The Wabbit and Cardinal Lapin slid down the rope at speed - but
not quickly enough. Sinister shuffling gave way to sinister rushing as two shadows
appeared and made for the rope. "They’ve got cleavers!" shouted the Cardinal, "and
they’ve got cleaving in mind!" "It’s good stout rope. I got it in a ship chandler's store in Civitavecchia," shouted the Wabbit. But the cleavers were razor sharp and they cut
halfway through the Wabbit’s rope. He
felt it give slightly, so he stuck his paws on the wall and slid. That slowed them down
but still they fell. "How high is the
wall?" asked Lapin. "Standard prison issue wall," said the Wabbit. "Too high to look over!" "Where do shadows get cleavers?”

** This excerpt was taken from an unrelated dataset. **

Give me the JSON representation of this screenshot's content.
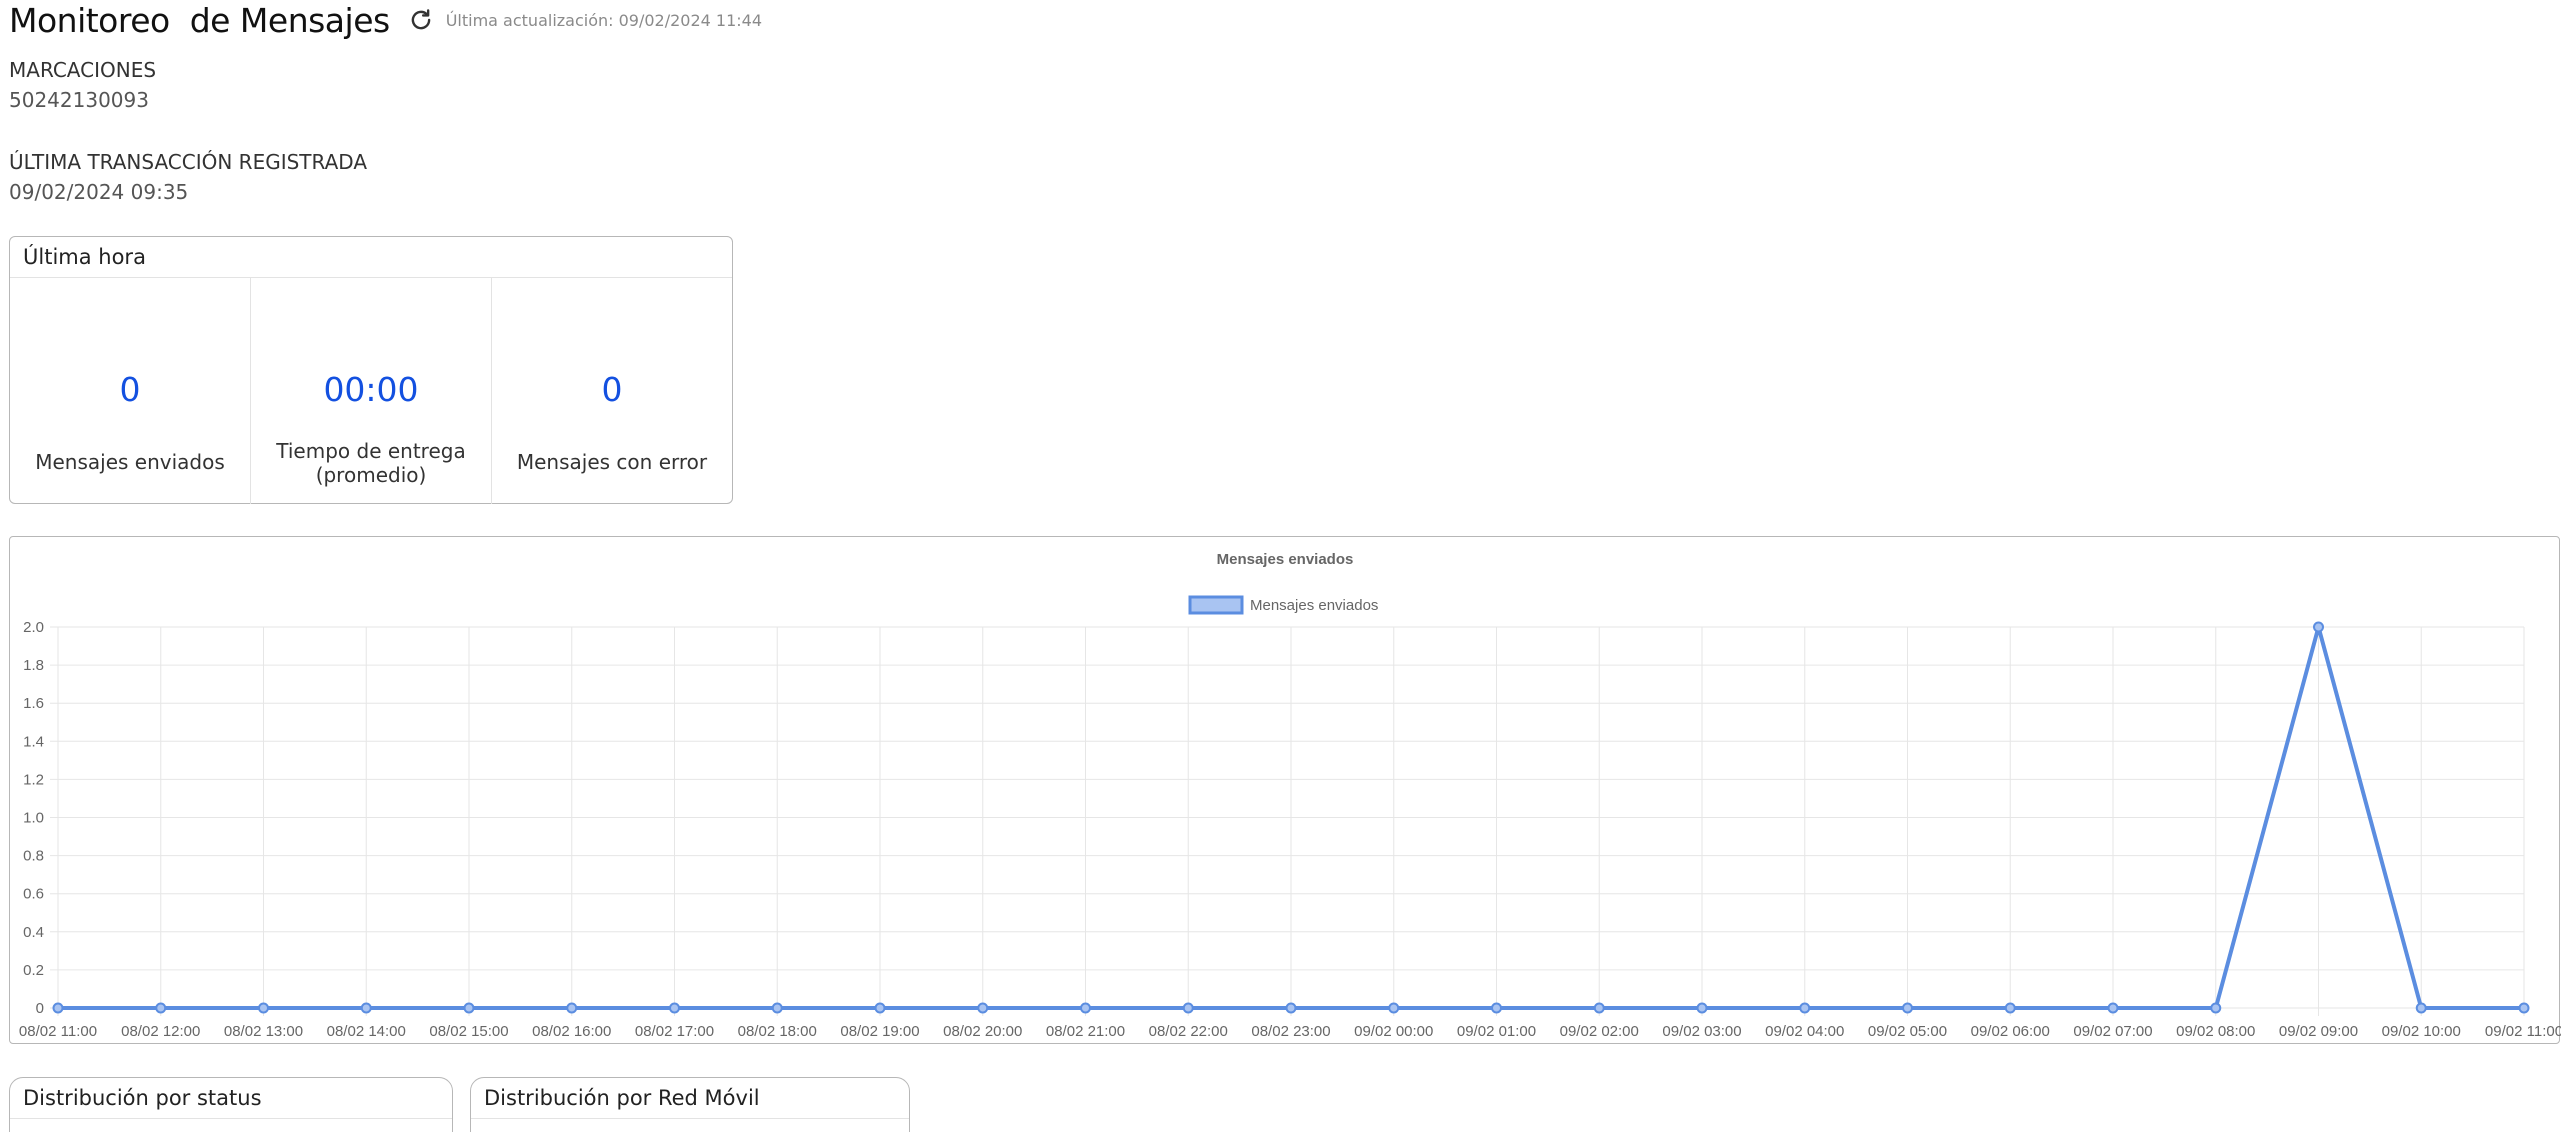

muttered the Cardinal but there was no time for speculation. A sickening snick from above severed the rope completely and the Wabbit and Cardinal Lapin plunged helplessly down the
sheer face of the prison wall. Cardinal Lapin looked up at the Wabbit as they
plunged. "Perhaps I should say a prayer," he said. "Oh, I think I can do better than that," said the Wabbit and he
put his paw to his mouth and made a piercing whistle. "What was that for?" said
Cardinal Lapin. "Taxi!" yelled the Wabbit.